Los agustinos celebraron una misa solemne en la playa y bendijeron las tres naves, que se mecían blandamente a pocos metros de la arena. Las bautizaron con los nombres de
San Agustín, San Lázaro
y
Santo Tomás
. Por los costados de las fragatas sobresalían las dos pequeñas bombardas con las que habían sido dotadas cada una de ellas. En el sermón de la misa, fray Diego de Herrera, expresó sus deseos de que las embarcaciones recién botadas fueran usadas con justicia y rectitud al servicio de su majestad y se usaran para enaltecer el nombre del Señor y llevar a los nativos de las islas los conocimientos de la religión católica.

A continuación, los nativos fueron invitados a un gran banquete en el que los principales agasajados fueron los carpinteros responsables de la construcción.

Legazpi felicitó personalmente uno por uno a los que habían hecho posible la difícil tarea.

El fuerte estaba también casi terminado, por lo que Legazpi consideró que había llegado el momento de llevar a cabo alguna acción punitiva contra los habitantes del poblado que estaba incitando a la rebelión a los demás habitantes de la isla. Mandó llamar a los capitanes Goitia, De la Isla y al maestre de campo.

—Caballeros —les dijo, mientras les invitaba a sentarse—, como sabéis, hay un cierto poblado a veinte leguas de aquí que lleva algún tiempo incitando a los demás a alzarse en armas contra nosotros.

El maestre de campo, bien enterado de lo que ocurría a su alrededor, asintió.

—Es un poblado de unos quinientos habitantes situado en lo alto de una colina escarpada, a una distancia de cuatro o cinco horas de marcha hacia el este, en la costa. Constituye una excelente posición natural de defensa. Sus habitantes son enemigos naturales de Tupas y por lo tanto nuestros.
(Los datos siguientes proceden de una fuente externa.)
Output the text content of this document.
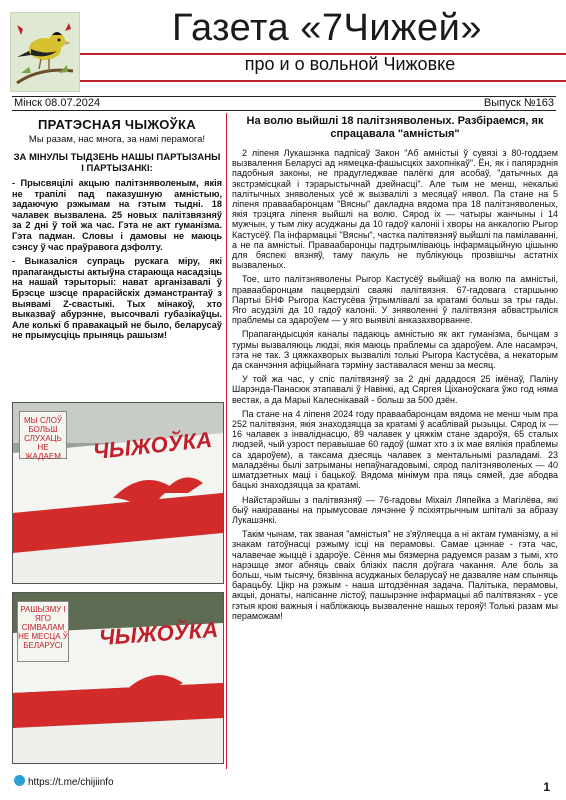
Газета «7Чижей»
про и о вольной Чижовке
Мінск 08.07.2024	Выпуск №163
ПРАТЭСНАЯ ЧЫЖОЎКА
Мы разам, нас многа, за намі перамога!
ЗА МІНУЛЫ ТЫДЗЕНЬ НАШЫ ПАРТЫЗАНЫ І ПАРТЫЗАНКІ:

- Прысвяцілі акцыю палітзняволеным, якія не трапілі пад паказушную амністыю, задаючую рэжымам на гэтым тыдні. 18 чалавек вызвалена. 25 новых палітзвязняў за 2 дні ў той жа час. Гэта не акт гуманізма. Гэта падман. Словы і дамовы не маюць сэнсу ў час праўравога дэфолту.

- Выказаліся супраць рускага міру, які прапагандысты актыўна старающа насадзіць на нашай тэрыторыі: нават арганізавалі ў Брэсце шэсце прарасійскіх дэманстрантаў з выявамі Z-свастыкі. Тых мінакоў, хто выказваў абурэнне, высочвалі губазікаўцы. Але колькі б правакацый не было, беларусаў не прымусціць прыняць рашызм!

МЫ СЛОЎ БОЛЬШ СЛУХАЦЬ НЕ ЖАДАЕМ ЧЫЖОЎКА
РАШЫЗМУ І ЯГО СІМВАЛАМ НЕ МЕСЦА Ў БЕЛАРУСІ ЧЫЖОЎКА
На волю выйшлі 18 палітзняволеных. Разбіраемся, як спрацавала "амністыя"

2 ліпеня Лукашэнка падпісаў Закон "Аб амністыі ў сувязі з 80-годдзем вызвалення Беларусі ад нямецка-фашысцкіх захопнікаў". Ён, як і папярэднія падобныя законы, не прадугледжвае палёгкі для асобаў, "датычных да экстрэмісцкай і тэрарыстычнай дзейнасці". Але тым не менш, некалькі палітычных зняволеных усё ж вызвалілі з месяцаў нявол. Па стане на 5 ліпеня праваабаронцам "Вясны" дакладна вядома пра 18 палітзняволеных, якія трэцяга ліпеня выйшлі на волю. Сярод іх — чатыры жанчыны і 14 мужчын, у тым ліку асуджаны да 10 гадоў калоніі і хворы на анкалогію Рыгор Кастусёў. Па інфармацыі "Вясны", частка палітвязняў выйшлі па памілаванні, а не па амністыі. Праваабаронцы падтрымліваюць інфармацыйную цішыню для бяспекі вязняў, таму пакуль не публікуюць прозвішчы астатніх вызваленых.

Тое, што палітзняволены Рыгор Кастусёў выйшаў на волю па амністыі, праваабаронцам пацвердзілі сваякі палітвязня. 67-гадовага старшыню Партыі БНФ Рыгора Кастусёва ўтрымлівалі за кратамі больш за тры гады. Яго асудзілі да 10 гадоў калоніі. У зняволенні ў палітвязня абвастрыліся праблемы са здароўем — у яго выявілі анказахворванне.

Прапагандысцкія каналы падаюць амністыю як акт гуманізма, бычцам з турмы вызваляюць людзі, якія маюць праблемы са здароўем. Але насамрэч, гэта не так. З цяжкахворых вызвалілі толькі Рыгора Кастусёва, а некаторым да сканчэння афіцыйнага тэрміну заставалася менш за месяц.

У той жа час, у спіс палітвязняў за 2 дні дададося 25 імёнаў, Паліну Шарэнда-Панасюк этапавалі ў Навінкі, ад Сяргея Ціханоўскага ўжо год няма вестак, а да Марыі Калеснікавай - больш за 500 дзён.

Па стане на 4 ліпеня 2024 году праваабаронцам вядома не менш чым пра 252 палітвязня, якія знаходзяцца за кратамі ў асаблівай рызыцы. Сярод іх — 16 чалавек з інваліднасцю, 89 чалавек у цяжкім стане здароўя, 65 сталых людзей, чый узрост перавышае 60 гадоў (шмат хто з іх мае вялікія праблемы са здароўем), а таксама дзесяць чалавек з ментальнымі разладамі. 23 маладзёны былі затрыманы непаўнагадовымі, сярод палітзняволеных — 40 шматдзетных маці і бацькоў. Вядома мінімум пра пяць сямей, дзе абодва бацькі знаходзяцца за кратамі.

Найстарэйшы з палітвязняў — 76-гадовы Міхаіл Ляпейка з Магілёва, які быў накіраваны на прымусовае лячэнне ў псіхіятрычным шпіталі за абразу Лукашэнкі.

Такім чынам, так званая "амністыя" не з'яўляецца а ні актам гуманізму, а ні знакам гатоўнасці рэжыму ісці на перамовы. Самае цэннае - гэта час, чалавечае жыццё і здароўе. Сёння мы бязмерна радуемся разам з тымі, хто нарэшце змог абняць сваіх блізкіх пасля доўгага чакання. Але боль за больш, чым тысячу, бязвінна асуджаных беларусаў не дазваляе нам спыняць барацьбу. Цікр на рэжым - наша штодзённая задача. Палітыка, перамовы, акцыі, донаты, напісанне лістоў, пашырэнне інфармацыі аб палітвязнях - усе гэтыя крокі важныя і набліжаюць вызваленне нашых герояў! Толькі разам мы пераможам!

https://t.me/chijiinfo	1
Tratan, aunque hasta ahora sin mucho éxito, de sublevar a otros poblados contra nosotros.

—Exactamente —sonrió Legazpi—, veo que, como siempre, maese Mateo, estáis bien enterado de todo lo que sucede a nuestro alrededor.

—¿Qué clase de expedición queréis enviar? —preguntó Goitia.

—Unos cincuenta hombres bien armados. Quiero darles una lección tanto a ellos como a los demás cebuanos, amigos o enemigos. Que quede bien clara la fuerza de nuestras armas. Aunque, eso sí, no quiero masacres ni abusos con las mujeres; éstas serán respetadas, y lo mismo vale para los niños.

—¿Y las fragatas? —preguntó De la Isla.

—Podría ser su bautismo de fuego —respondió Legazpi—. Vos, maese Goitia, iréis al mando de la
San Agustín
, y vos, maese De la Isla, haréis lo propio con la
San Lázaro
; Martín de Ibarra podría comandar la
Santo Tomás
y vos, maese Mateo, iréis por tierra al frente de cincuenta hombres fuertemente armados y con armadura. Al despuntar el alba del día acordado, las naves iniciarán un fuego de cañón sobre el poblado durante media hora. A continuación, maese Mateo, será vuestro turno.